Two or three Evangelical Renewal Fellowship pastors have made inquiry regarding the meeting with ministry staff on May 20th. The asked whether we will address the issue of forming a "Western Jurisdictional Missionary Conference" under Par 558 of the Discipline. I have not wanted to address this issue publicly, because I've felt that bringing it up too soon might have a chilling effect on ERF unity. However, after prayer, I think now is an appropriate time to publish some of my thoughts. Let me say up front that I am not in support of such an idea, and I think that May 20th is too soon to place the idea on the agenda in talks with the ministry staff. The idea of a separate, non-geographical evangelical Annual Conference in the Western Jurisdiction is, I feel, not a good idea for the following reasons:

  1. Timing
    It takes a General Conference to establish such a Conference. The soonest this could happen is the 2000 General Conference. By then, a number of gifted younger evangelical pastors will already have left the UMC. A number of congregations will have also left.
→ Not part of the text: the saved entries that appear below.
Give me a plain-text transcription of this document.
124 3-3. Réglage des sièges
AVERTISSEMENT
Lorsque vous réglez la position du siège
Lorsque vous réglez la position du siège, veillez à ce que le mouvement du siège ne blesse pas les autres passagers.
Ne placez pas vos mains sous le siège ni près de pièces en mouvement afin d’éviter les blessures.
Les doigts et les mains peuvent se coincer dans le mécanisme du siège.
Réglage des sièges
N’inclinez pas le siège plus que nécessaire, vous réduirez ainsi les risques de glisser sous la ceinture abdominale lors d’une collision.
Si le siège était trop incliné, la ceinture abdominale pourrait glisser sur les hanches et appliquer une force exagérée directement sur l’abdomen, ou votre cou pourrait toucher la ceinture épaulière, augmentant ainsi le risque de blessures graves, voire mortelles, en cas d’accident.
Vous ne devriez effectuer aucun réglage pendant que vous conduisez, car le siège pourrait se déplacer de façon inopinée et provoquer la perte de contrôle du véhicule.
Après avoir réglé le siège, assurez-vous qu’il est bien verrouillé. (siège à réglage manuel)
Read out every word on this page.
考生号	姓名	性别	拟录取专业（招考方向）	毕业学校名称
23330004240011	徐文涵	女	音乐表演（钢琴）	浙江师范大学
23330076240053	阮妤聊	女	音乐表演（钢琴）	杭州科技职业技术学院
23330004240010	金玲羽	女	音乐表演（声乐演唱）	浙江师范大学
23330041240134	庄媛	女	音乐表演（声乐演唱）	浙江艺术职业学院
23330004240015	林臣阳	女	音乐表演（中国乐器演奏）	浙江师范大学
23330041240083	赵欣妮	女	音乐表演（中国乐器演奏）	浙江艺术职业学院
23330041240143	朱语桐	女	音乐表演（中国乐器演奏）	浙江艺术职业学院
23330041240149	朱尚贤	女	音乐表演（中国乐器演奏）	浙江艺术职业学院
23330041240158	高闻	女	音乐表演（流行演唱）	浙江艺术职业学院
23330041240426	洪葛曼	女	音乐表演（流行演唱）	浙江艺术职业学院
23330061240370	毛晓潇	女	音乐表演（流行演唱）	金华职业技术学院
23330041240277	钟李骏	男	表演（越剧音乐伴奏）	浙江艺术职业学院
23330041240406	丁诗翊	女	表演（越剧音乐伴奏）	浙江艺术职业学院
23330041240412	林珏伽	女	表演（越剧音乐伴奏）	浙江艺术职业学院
Far from impatience, this exodus reflects that these sisters and brothers have reached the breaking point where to continue within the UMC represents such a violation of their Christian conscience as to make continuation impossible. We must have rapid action. Even delay means that many will leave. Although the 2000 General Conference is the soonest a new conference could be established, most probably, a study group would be established with action delayed at least until 2004 or beyond. Again, we can't wait that long.

  2. Chances for success are slim
    Just yesterday, the Council of Bishops said no to a request for a special session of General Conference to deal with the Creech issue. This despite calls by at least two of their fellow bishops, a number of Cabinets, the Confessing Movement, Good News, and countless local churches. The Bishops hid behind the excuse that they're too busy feeding the poor children to spend money on such a session. Interesting argument when agencies have over millions in stock portfolios and employee loans. I think the Bishops' action is more evidence that evangelicals don't have any influence in the General Conference beyond retaining the restrictive language. It is too much a long shot to think the General Conference would establish an evangelical Annual Conference.
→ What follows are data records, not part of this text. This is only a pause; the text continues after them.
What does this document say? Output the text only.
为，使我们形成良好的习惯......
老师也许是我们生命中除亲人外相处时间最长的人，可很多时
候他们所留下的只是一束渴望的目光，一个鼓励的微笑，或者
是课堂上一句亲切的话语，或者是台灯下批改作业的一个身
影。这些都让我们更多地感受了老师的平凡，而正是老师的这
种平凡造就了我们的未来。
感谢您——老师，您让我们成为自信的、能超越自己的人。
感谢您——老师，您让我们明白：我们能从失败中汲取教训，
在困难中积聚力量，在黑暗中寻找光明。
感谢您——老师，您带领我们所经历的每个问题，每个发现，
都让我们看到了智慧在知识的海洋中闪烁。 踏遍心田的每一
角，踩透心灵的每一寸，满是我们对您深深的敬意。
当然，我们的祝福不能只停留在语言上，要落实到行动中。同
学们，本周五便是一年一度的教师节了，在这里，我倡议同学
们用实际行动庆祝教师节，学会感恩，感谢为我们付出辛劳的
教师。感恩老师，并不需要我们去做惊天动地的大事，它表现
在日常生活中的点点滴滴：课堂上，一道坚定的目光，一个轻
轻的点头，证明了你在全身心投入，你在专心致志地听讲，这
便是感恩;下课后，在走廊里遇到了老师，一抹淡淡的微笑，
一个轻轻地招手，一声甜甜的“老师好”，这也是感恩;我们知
  3. We'd still be controlled by the system
    It is foolish to think that the Western Jurisdiction will choose an evangelical bishop to lead the new Conference even if it could be established. No, we will have Bishop Dew or Sano or Swenson. All have signed the letter stating their opposition to the Discipline's stand on homosexuality. If there's one thing we learned in Tulsa, it's that, though the South agrees with us theologically, they also have a very "top down" culture of control and power. I think we've seen first hand that such power ultimately is misused. Additionally, we would still be paying apportionments to support the Boards and agencies of the UMC, so many evangelical churches would begin their new Conference relationship by withholding apportionments. We would be leaving one battle and jumping into another. With the impending split in the UMC, we would only be delaying the eventual step out.
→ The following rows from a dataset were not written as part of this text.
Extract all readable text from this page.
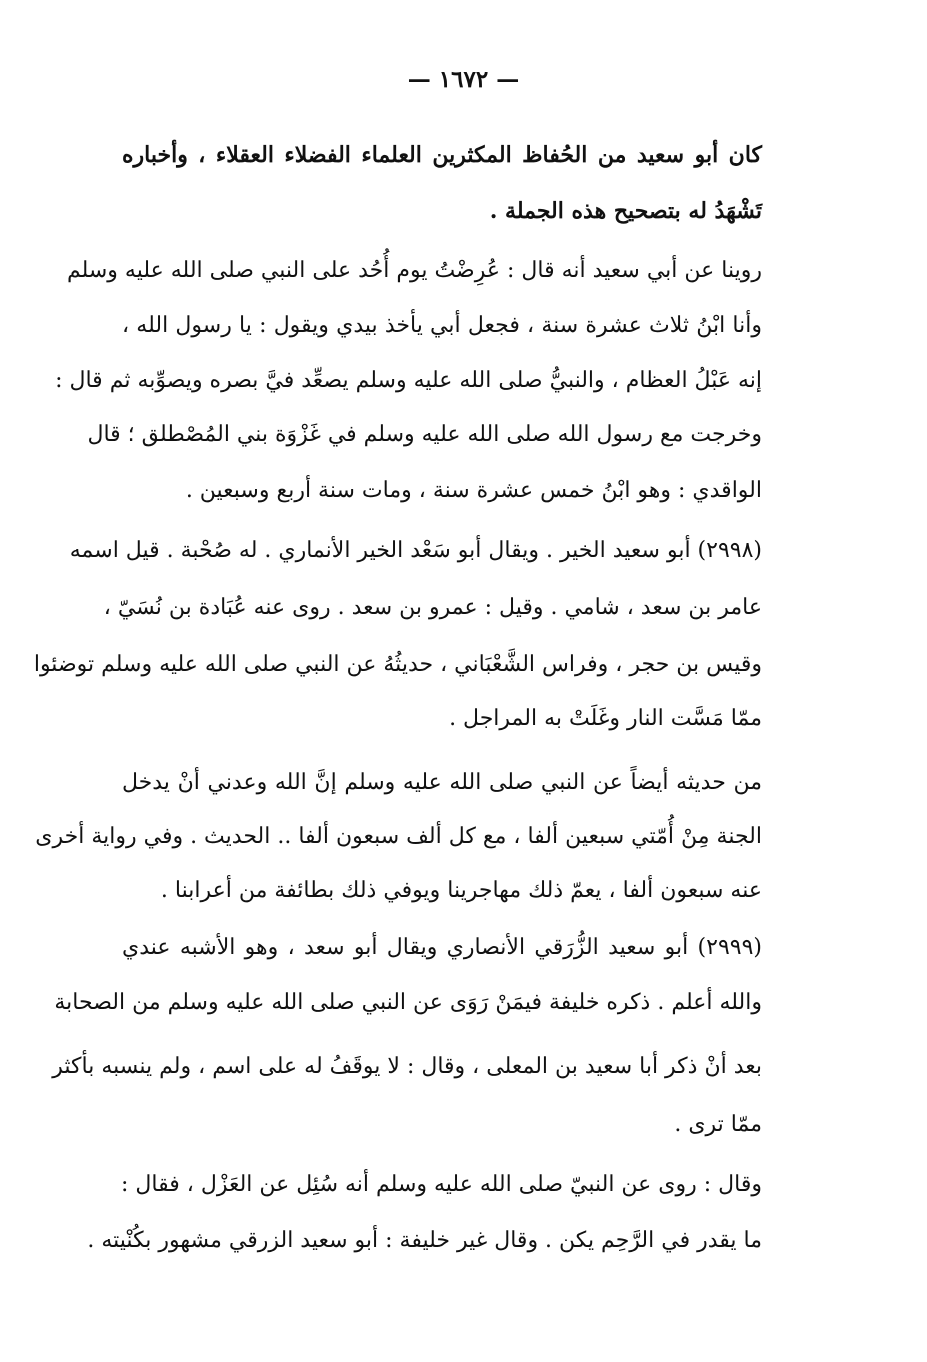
— ١٦٧٢ —
كان أبو سعيد من الحُفاظ المكثرين العلماء الفضلاء العقلاء ، وأخباره
تَشْهَدُ له بتصحيح هذه الجملة .
روينا عن أبي سعيد أنه قال : عُرِضْتُ يوم أُحُد على النبي صلى الله عليه وسلم
وأنا ابْنُ ثلاث عشرة سنة ، فجعل أبي يأخذ بيدي ويقول : يا رسول الله ،
إنه عَبْلُ العظام ، والنبيُّ صلى الله عليه وسلم يصعِّد فيَّ بصره ويصوِّبه ثم قال :
وخرجت مع رسول الله صلى الله عليه وسلم في غَزْوَة بني المُصْطلق ؛ قال
الواقدي : وهو ابْنُ خمس عشرة سنة ، ومات سنة أربع وسبعين .
(٢٩٩٨) أبو سعيد الخير . ويقال أبو سَعْد الخير الأنماري . له صُحْبة . قيل اسمه
عامر بن سعد ، شامي . وقيل : عمرو بن سعد . روى عنه عُبَادة بن نُسَيّ ،
وقيس بن حجر ، وفراس الشَّعْبَاني ، حديثُهُ عن النبي صلى الله عليه وسلم توضئوا
ممّا مَسَّت النار وغَلَتْ به المراجل .
من حديثه أيضاً عن النبي صلى الله عليه وسلم إنَّ الله وعدني أنْ يدخل
الجنة مِنْ أُمّتي سبعين ألفا ، مع كل ألف سبعون ألفا .. الحديث . وفي رواية أخرى
عنه سبعون ألفا ، يعمّ ذلك مهاجرينا ويوفي ذلك بطائفة من أعرابنا .
(٢٩٩٩) أبو سعيد الزُّرَقي الأنصاري ويقال أبو سعد ، وهو الأشبه عندي
والله أعلم . ذكره خليفة فيمَنْ رَوَى عن النبي صلى الله عليه وسلم من الصحابة
بعد أنْ ذكر أبا سعيد بن المعلى ، وقال : لا يوقَفُ له على اسم ، ولم ينسبه بأكثر
ممّا ترى .
وقال : روى عن النبيّ صلى الله عليه وسلم أنه سُئِل عن العَزْل ، فقال :
ما يقدر في الرَّحِم يكن . وقال غير خليفة : أبو سعيد الزرقي مشهور بكُنْيته .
  4. Finally, and most importantly, by changing our focus this early in the process, we risk the slim chance of getting anything
    One pastor who is interested in joining an evangelical Conference recognizes that, for him, it's important that we do succeed in constructing the process we asked for in the Oakdale resolution. That way, there is a way to exit in place just in case it goes from bad to worse. We all need to join our energies to establish such a process; then we all have a chance to get what we want.

Thanks for reading such a long post. May God bless you all.